I watched Tracy skip lightly over to a set of parallel bars on the floor and raise her body in the air until she was upside down. Still talking, of course. “I’m not doing that!” I yelped, forgetting I was supposed to just shut up and listen. It’s a lesson I’ve yet to learn. “Oh, you will,” she said airily. I stared at my friends, the ones who’d talked me into joining the gym. They didn’t look any more convinced than I.  But they were smart enough not to complain.

Whiners get handed extra weights, so wearing a pitiful facial expression is key. Channel your inner pillaged villager and you’ll have it about right. There’s no such thing as appearing too defeated, unless you want to add a hundred extra lunges to your day. Friends reading this are thinking, ‘Quit telling her all our secrets!’ I think she knows.

It’s also important to say how much fun you’re having, but without sounding sarcastic, which is much more difficult than it seems. Tracy loves it when we’re having fun. Because she’s always having fun. You can’t wipe the grin off her face as she hands you two kettlebells and watches you hoist them and squat like a constipated gorilla.

On the other hand, I’m stronger than I was at half my age. I wish I’d been working out like this before I gave birth, because that’s what it feels like when I’m shoving a kettle bell into the air and grunting like a cave woman. As desired by wicked Maleficent the kettle bell fairy, there are many who leave class smiling, their elegant muscles and endorphin highs an example to all. I’m cheerful, too, but more like the guy who just escaped from Shawshank. And yet.

I love the way I feel the rest of the time. I like my arms, and I’m at an age where no one likes their arms.
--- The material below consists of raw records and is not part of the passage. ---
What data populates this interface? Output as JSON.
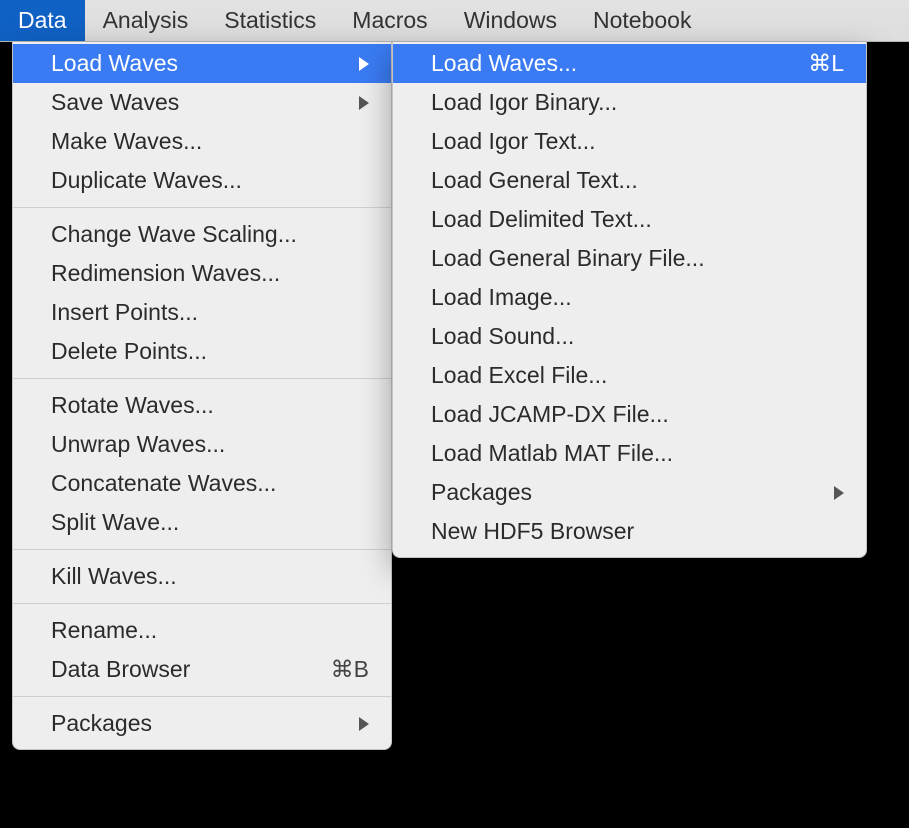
{
  "menubar": {
    "items": [
      {
        "label": "Data",
        "active": true
      },
      {
        "label": "Analysis"
      },
      {
        "label": "Statistics"
      },
      {
        "label": "Macros"
      },
      {
        "label": "Windows"
      },
      {
        "label": "Notebook"
      }
    ]
  },
  "data_menu": {
    "groups": [
      [
        {
          "label": "Load Waves",
          "submenu": true,
          "highlight": true
        },
        {
          "label": "Save Waves",
          "submenu": true
        },
        {
          "label": "Make Waves..."
        },
        {
          "label": "Duplicate Waves..."
        }
      ],
      [
        {
          "label": "Change Wave Scaling..."
        },
        {
          "label": "Redimension Waves..."
        },
        {
          "label": "Insert Points..."
        },
        {
          "label": "Delete Points..."
        }
      ],
      [
        {
          "label": "Rotate Waves..."
        },
        {
          "label": "Unwrap Waves..."
        },
        {
          "label": "Concatenate Waves..."
        },
        {
          "label": "Split Wave..."
        }
      ],
      [
        {
          "label": "Kill Waves..."
        }
      ],
      [
        {
          "label": "Rename..."
        },
        {
          "label": "Data Browser",
          "shortcut": "⌘B"
        }
      ],
      [
        {
          "label": "Packages",
          "submenu": true
        }
      ]
    ]
  },
  "load_waves_submenu": {
    "items": [
      {
        "label": "Load Waves...",
        "shortcut": "⌘L",
        "highlight": true
      },
      {
        "label": "Load Igor Binary..."
      },
      {
        "label": "Load Igor Text..."
      },
      {
        "label": "Load General Text..."
      },
      {
        "label": "Load Delimited Text..."
      },
      {
        "label": "Load General Binary File..."
      },
      {
        "label": "Load Image..."
      },
      {
        "label": "Load Sound..."
      },
      {
        "label": "Load Excel File..."
      },
      {
        "label": "Load JCAMP-DX File..."
      },
      {
        "label": "Load Matlab MAT File..."
      },
      {
        "label": "Packages",
        "submenu": true
      },
      {
        "label": "New HDF5 Browser"
      }
    ]
  }
}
I like my legs, and ditto. Mostly, I like the way they work and keep me balanced. As I mentioned before, I’m more ungainly than I look so I need all the help I can get just to stand upright.

I remember telling Tracy that I didn’t want to have ‘one of those weight lifting bodies.’ After much laughter at my expense, she said, “Never gonna happen. This is the wrong class for that.” I was relieved, but also puzzled. I felt like I was working as hard as humanly possible. Not only that, but I still had to listen to my muscle’s ongoing debate. My butt, for one, is a serious whiner with strong opinions.

“Look, Tracy said don’t use your glutes!” my butt says bitterly. “I wish that effing core would show up for once.” My glutes are right to be cranky. Though my core has returned from the Haufbrau House in Germany, it’s still as self indulgent as a hung over teenager. When Tracy says, ‘Tuck in your belly button,’ it replies lazily, “I don’t know how. Just leave me alone.” My rhomboids, trapezius and deltoid muscles also use the F word a lot. “Shut up!” I scream back, startling my fellow gym members. It’s very hard to do all those swings and deadlifts when your muscles are deeply engaged in arguing.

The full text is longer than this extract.